Esta perfección no deja de ser personal, pero es tal sólo en cuanto es la perfección de relaciones interpersonales. Por ello podemos afirmar que la vocación universal a la santidad es una llamada “a todos” y cada uno de los bautizados, pero que implica una respuesta dada “entre todos”. Nadie podría estar en el “camino de perfección” si no está atento para ver por qué camino van sus hermanos. En cuestión de santidad no importa quién llega primero, sino que lleguemos todos unidos a la meta.
La santidad del presbítero se halla en esta comprensión comunitaria de la santidad de la Iglesia. Ni está llamado a ser sacerdote en beneficio propio ni a ser santo por su cuenta, sin relación con el Pueblo al que debe servir. Más bien, “hermano entre hermanos” (20b), el presbítero debe ser santo con y para sus hermanos (Cf. 20a).

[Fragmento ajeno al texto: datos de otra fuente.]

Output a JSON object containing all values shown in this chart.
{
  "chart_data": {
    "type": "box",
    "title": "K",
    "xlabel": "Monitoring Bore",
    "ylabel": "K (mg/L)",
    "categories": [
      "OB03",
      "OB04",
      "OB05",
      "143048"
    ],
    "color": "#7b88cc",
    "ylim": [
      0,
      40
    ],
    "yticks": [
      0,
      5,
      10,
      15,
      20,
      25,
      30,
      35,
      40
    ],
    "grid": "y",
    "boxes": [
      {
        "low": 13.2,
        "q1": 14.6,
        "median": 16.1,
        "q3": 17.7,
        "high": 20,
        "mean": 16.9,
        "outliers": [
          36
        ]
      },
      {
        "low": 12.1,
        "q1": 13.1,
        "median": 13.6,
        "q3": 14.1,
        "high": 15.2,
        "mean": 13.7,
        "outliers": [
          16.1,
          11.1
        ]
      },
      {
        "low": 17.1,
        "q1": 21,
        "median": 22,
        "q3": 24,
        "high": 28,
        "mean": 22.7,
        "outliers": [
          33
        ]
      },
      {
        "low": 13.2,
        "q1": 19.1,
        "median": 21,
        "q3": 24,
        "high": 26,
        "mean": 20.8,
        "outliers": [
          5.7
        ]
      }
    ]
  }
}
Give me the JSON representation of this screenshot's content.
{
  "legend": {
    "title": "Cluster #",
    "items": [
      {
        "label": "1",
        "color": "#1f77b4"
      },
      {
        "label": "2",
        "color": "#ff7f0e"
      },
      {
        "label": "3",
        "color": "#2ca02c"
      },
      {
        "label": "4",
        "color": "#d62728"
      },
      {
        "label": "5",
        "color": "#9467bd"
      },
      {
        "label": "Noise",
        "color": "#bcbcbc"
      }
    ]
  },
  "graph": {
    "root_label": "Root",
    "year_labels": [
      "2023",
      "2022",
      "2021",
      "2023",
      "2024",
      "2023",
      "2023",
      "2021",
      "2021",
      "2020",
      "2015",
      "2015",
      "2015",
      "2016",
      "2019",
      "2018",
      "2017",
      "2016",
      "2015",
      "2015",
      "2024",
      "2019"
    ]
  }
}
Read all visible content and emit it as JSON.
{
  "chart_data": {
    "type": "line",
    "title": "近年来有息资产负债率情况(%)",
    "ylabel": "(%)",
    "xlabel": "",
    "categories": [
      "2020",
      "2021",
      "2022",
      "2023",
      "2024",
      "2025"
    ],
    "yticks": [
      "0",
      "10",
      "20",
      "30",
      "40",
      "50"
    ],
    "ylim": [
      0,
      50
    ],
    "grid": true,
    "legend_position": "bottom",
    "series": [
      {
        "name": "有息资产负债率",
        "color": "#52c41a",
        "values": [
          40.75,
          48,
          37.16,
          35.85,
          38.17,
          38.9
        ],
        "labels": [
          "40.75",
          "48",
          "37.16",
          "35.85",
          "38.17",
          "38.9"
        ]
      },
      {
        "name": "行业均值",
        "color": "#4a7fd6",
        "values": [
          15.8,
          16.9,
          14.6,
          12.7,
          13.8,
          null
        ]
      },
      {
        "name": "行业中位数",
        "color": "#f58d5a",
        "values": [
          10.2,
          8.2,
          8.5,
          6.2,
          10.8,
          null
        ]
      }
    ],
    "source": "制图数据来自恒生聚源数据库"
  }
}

El pastor: hombre de comunión
La consagración sacramental configura presbítero con Jesucristo, en cuanto Cabeza y Pastor de la Iglesia, y recibe como don una “potestad espiritual”, que es participación de la autoridad con la cual Jesucristo, mediante su Espíritu, guía a su Iglesia. Gracias esta consagración la vida espiritual del sacerdote queda caracterizada por aquellas actitudes y comportamientos que son propios de Jesucristo, Cabeza y Pastor de la Iglesia y que se compendian en su caridad pastoral (Cf. 21-23). Esta caridad se vive en el servicio a la Iglesia. La autoridad es servicio cuando es ajena a toda presunción y a todo deseo de “tiranizar” a la grey confiada (Cf. 1 Pe 5,2s). La caridad pastoral es servicio en orden a la plenitud de la vida del hombre y a su liberación integral» (21e). En cuanto representa a Jesucristo, Cabeza, Pastor y Esposo de la Iglesia, el presbítero no sólo está en la Iglesia, sino también al frente de la Iglesia. Debe revivir en su vida espiritual el amor de Cristo Esposo con la Iglesia Esposa, a punto de:
«…ser capaz de amar a la gente con un amor grande y puro, con una auténtica renuncia de sí mismo, con una entrega total, continua y fiel, a la vez con una especie de “celo” divino (Cf. 2Co 11,2), con una ternura que asume matices del cariño materno, capaz de hacerse cargo de los “dolores de parto” hasta que “Cristo no sea formado en los fieles” (Cf Ga 4,19)» (22c). La vivencia intensa de la caridad pastoral hace del sacerdote «el hombre de la comunión»
(Cf. 18b; 43d)
Esta comunión esponsal –afectiva y efectiva– le exige su creatividad expresada en la planificación pastoral correspondiente. Pero, así como el amor conyugal está recíprocamente al servicio del crecimiento de cada uno de los esposos, la relación esponsal del presbítero con el pueblo al que sirve tiene también su vertiente recíproca: el sacerdote debe dejarse amar por su pueblo y –desde ese amor– dejarse “formar” por él. Esta relación esponsal con su comunidad es el ambiente en el que ha de continuar la formación (permanente) de los sacerdotes.